8.3 Failures in Storage Unit

A second extension includes the effect that the storage system itself can also be faulty, where upon failure all stored files are lost. We let these failure occur according to a Poisson process with intensity \(\bar{\gamma }\). Let \(M_3(t)\) denote the number of lost files. While the differential equations for \(m_{1\textrm{U}}(t)\) and \(m_{1\textrm{D}}(t)\) remain unchanged, the other ones become

$$\begin{aligned} \begin{aligned} m_{2\textrm{U}}'(t)&= -q_\textrm{U}m_{2\textrm{U}}(t) + q_\textrm{D}m_{2\textrm{D}}(t) + \gamma m_{1\textrm{U}}(t) -\bar{\gamma }m_{2\textrm{U}}(t) ,\\ m_{2\textrm{D}}'(t)&= q_\textrm{U}m_{2\textrm{U}}(t) - q_\textrm{D}m_{2\textrm{D}}(t)-\bar{\gamma }m_{2\textrm{D}}(t);\\ m_{3\textrm{U}}'(t)&= -q_\textrm{U}m_{3\textrm{U}}(t) + q_\textrm{D}m_{3\textrm{D}}(t)+\bar{\gamma }m_{2\textrm{U}}(t), \\ m_{3\textrm{D}}'(t)&= q_\textrm{U}m_{3\textrm{U}}(t) - q_\textrm{D}m_{3\textrm{D}}(t)+\bar{\gamma }m_{2\textrm{D}}(t). \end{aligned} \end{aligned}$$

For a company offering this service, a typical design goal would be: how small should \(q_\textrm{U}\), respectively \(\bar{\gamma }\), be to make sure that the mean number of lost files at time t, i.e., \(m_{3\textrm{U}}(t) + m_{3\textrm{D}}(t)\), is below a given threshold? More advanced criteria could also involve the corresponding variance.

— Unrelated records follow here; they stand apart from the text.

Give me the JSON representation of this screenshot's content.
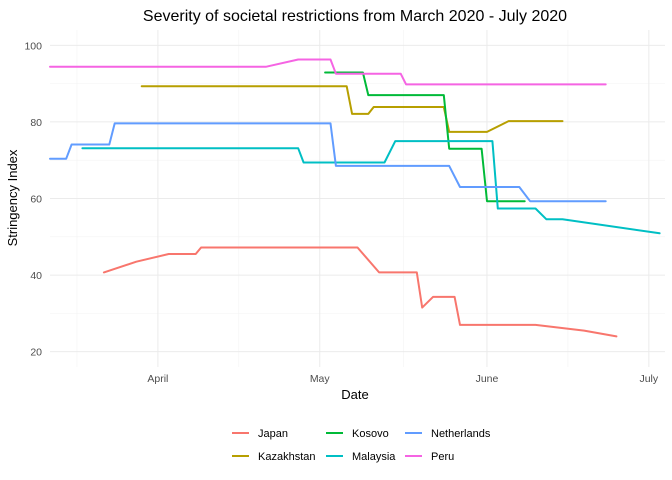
{
  "chart_data": {
    "type": "line",
    "title": "Severity of societal restrictions from March 2020 - July 2020",
    "xlabel": "Date",
    "ylabel": "Stringency Index",
    "x_ticks": [
      {
        "label": "April",
        "date": "2020-04-01"
      },
      {
        "label": "May",
        "date": "2020-05-01"
      },
      {
        "label": "June",
        "date": "2020-06-01"
      },
      {
        "label": "July",
        "date": "2020-07-01"
      }
    ],
    "y_ticks": [
      20,
      40,
      60,
      80,
      100
    ],
    "xlim": [
      "2020-03-12",
      "2020-07-04"
    ],
    "ylim": [
      16,
      104
    ],
    "grid": true,
    "legend_position": "bottom",
    "series": [
      {
        "name": "Japan",
        "color": "#F8766D",
        "points": [
          [
            "2020-03-22",
            40.7
          ],
          [
            "2020-03-28",
            43.5
          ],
          [
            "2020-04-03",
            45.5
          ],
          [
            "2020-04-08",
            45.5
          ],
          [
            "2020-04-09",
            47.2
          ],
          [
            "2020-05-05",
            47.2
          ],
          [
            "2020-05-08",
            47.2
          ],
          [
            "2020-05-12",
            40.7
          ],
          [
            "2020-05-18",
            40.7
          ],
          [
            "2020-05-19",
            40.7
          ],
          [
            "2020-05-20",
            31.5
          ],
          [
            "2020-05-22",
            34.3
          ],
          [
            "2020-05-26",
            34.3
          ],
          [
            "2020-05-27",
            27
          ],
          [
            "2020-06-01",
            27
          ],
          [
            "2020-06-10",
            27
          ],
          [
            "2020-06-19",
            25.5
          ],
          [
            "2020-06-25",
            24
          ]
        ]
      },
      {
        "name": "Kazakhstan",
        "color": "#B79F00",
        "points": [
          [
            "2020-03-29",
            89.3
          ],
          [
            "2020-05-02",
            89.3
          ],
          [
            "2020-05-03",
            89.3
          ],
          [
            "2020-05-06",
            89.3
          ],
          [
            "2020-05-07",
            82.1
          ],
          [
            "2020-05-10",
            82.1
          ],
          [
            "2020-05-11",
            83.9
          ],
          [
            "2020-05-23",
            83.9
          ],
          [
            "2020-05-24",
            83.9
          ],
          [
            "2020-05-25",
            77.4
          ],
          [
            "2020-06-01",
            77.4
          ],
          [
            "2020-06-05",
            80.2
          ],
          [
            "2020-06-15",
            80.2
          ]
        ]
      },
      {
        "name": "Kosovo",
        "color": "#00BA38",
        "points": [
          [
            "2020-05-02",
            92.9
          ],
          [
            "2020-05-05",
            92.9
          ],
          [
            "2020-05-09",
            92.9
          ],
          [
            "2020-05-10",
            87
          ],
          [
            "2020-05-23",
            87
          ],
          [
            "2020-05-24",
            87
          ],
          [
            "2020-05-25",
            73
          ],
          [
            "2020-05-31",
            73
          ],
          [
            "2020-06-01",
            59.3
          ],
          [
            "2020-06-08",
            59.3
          ]
        ]
      },
      {
        "name": "Malaysia",
        "color": "#00BFC4",
        "points": [
          [
            "2020-03-18",
            73.1
          ],
          [
            "2020-04-27",
            73.1
          ],
          [
            "2020-04-28",
            69.4
          ],
          [
            "2020-05-13",
            69.4
          ],
          [
            "2020-05-15",
            75
          ],
          [
            "2020-06-02",
            75
          ],
          [
            "2020-06-03",
            57.4
          ],
          [
            "2020-06-10",
            57.4
          ],
          [
            "2020-06-12",
            54.6
          ],
          [
            "2020-06-15",
            54.6
          ],
          [
            "2020-07-03",
            50.9
          ]
        ]
      },
      {
        "name": "Netherlands",
        "color": "#619CFF",
        "points": [
          [
            "2020-03-12",
            70.4
          ],
          [
            "2020-03-15",
            70.4
          ],
          [
            "2020-03-16",
            74.1
          ],
          [
            "2020-03-23",
            74.1
          ],
          [
            "2020-03-24",
            79.6
          ],
          [
            "2020-05-02",
            79.6
          ],
          [
            "2020-05-03",
            79.6
          ],
          [
            "2020-05-04",
            68.5
          ],
          [
            "2020-05-25",
            68.5
          ],
          [
            "2020-05-27",
            63
          ],
          [
            "2020-06-07",
            63
          ],
          [
            "2020-06-09",
            59.3
          ],
          [
            "2020-06-23",
            59.3
          ]
        ]
      },
      {
        "name": "Peru",
        "color": "#F564E3",
        "points": [
          [
            "2020-03-12",
            94.4
          ],
          [
            "2020-04-21",
            94.4
          ],
          [
            "2020-04-27",
            96.3
          ],
          [
            "2020-05-03",
            96.3
          ],
          [
            "2020-05-04",
            92.6
          ],
          [
            "2020-05-16",
            92.6
          ],
          [
            "2020-05-17",
            89.8
          ],
          [
            "2020-06-23",
            89.8
          ]
        ]
      }
    ]
  }
}
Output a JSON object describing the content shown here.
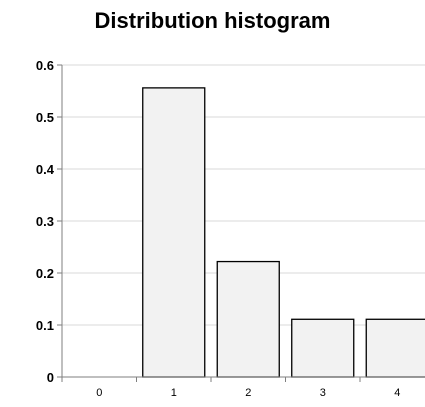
{
  "chart_data": {
    "type": "bar",
    "title": "Distribution histogram",
    "xlabel": "",
    "ylabel": "",
    "categories": [
      "0",
      "1",
      "2",
      "3",
      "4"
    ],
    "values": [
      0,
      0.556,
      0.222,
      0.111,
      0.111
    ],
    "ylim": [
      0,
      0.6
    ],
    "yticks": [
      "0",
      "0.1",
      "0.2",
      "0.3",
      "0.4",
      "0.5",
      "0.6"
    ],
    "grid": true,
    "legend": "none",
    "bar_fill": "#f2f2f2",
    "bar_stroke": "#000000"
  }
}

To mitigate the effect of file loss due to failures of the storage unit, an evident policy is to copy all files to multiple storage units. For instance, one could consider the mechanism in which every file is simultaneously copied to two storage units at Poisson instants (again with rate \(\gamma \)), and that each of the storage units fails at Poisson instants (again with rate \(\bar{\gamma }\)). This means that a file is lost only if both storage units have failed. The above analysis (for the case of a single storage unit, that is) can be extended in an evident manner to this situation, thus facilitating the quantification of the performance gain due to making multiple backups. In order to decide whether such a policy should be implemented, this gain should be compared to the cost of the additional storage unit.

9 Concluding Remarks

This paper developed a versatile Markovian model that describes the dissemination of wealth over a population, but with the potential to be broadly applied across a wide range of disciplines. It is demonstrated that the evaluation of transient moments reduces to solving a system of coupled linear differential equations, while their stationary counterparts require solving (ordinary) linear systems of equations. Also a stability condition has been developed. Three examples evidence the model’s wide application potential.

In various directions there is scope for generalizations. It is in particular noted that, conditional on the state of the background process, the wealth units evolve independently, which is not in all application areas a realistic mechanism. In addition, one may try to relax the various exponentiality assumptions.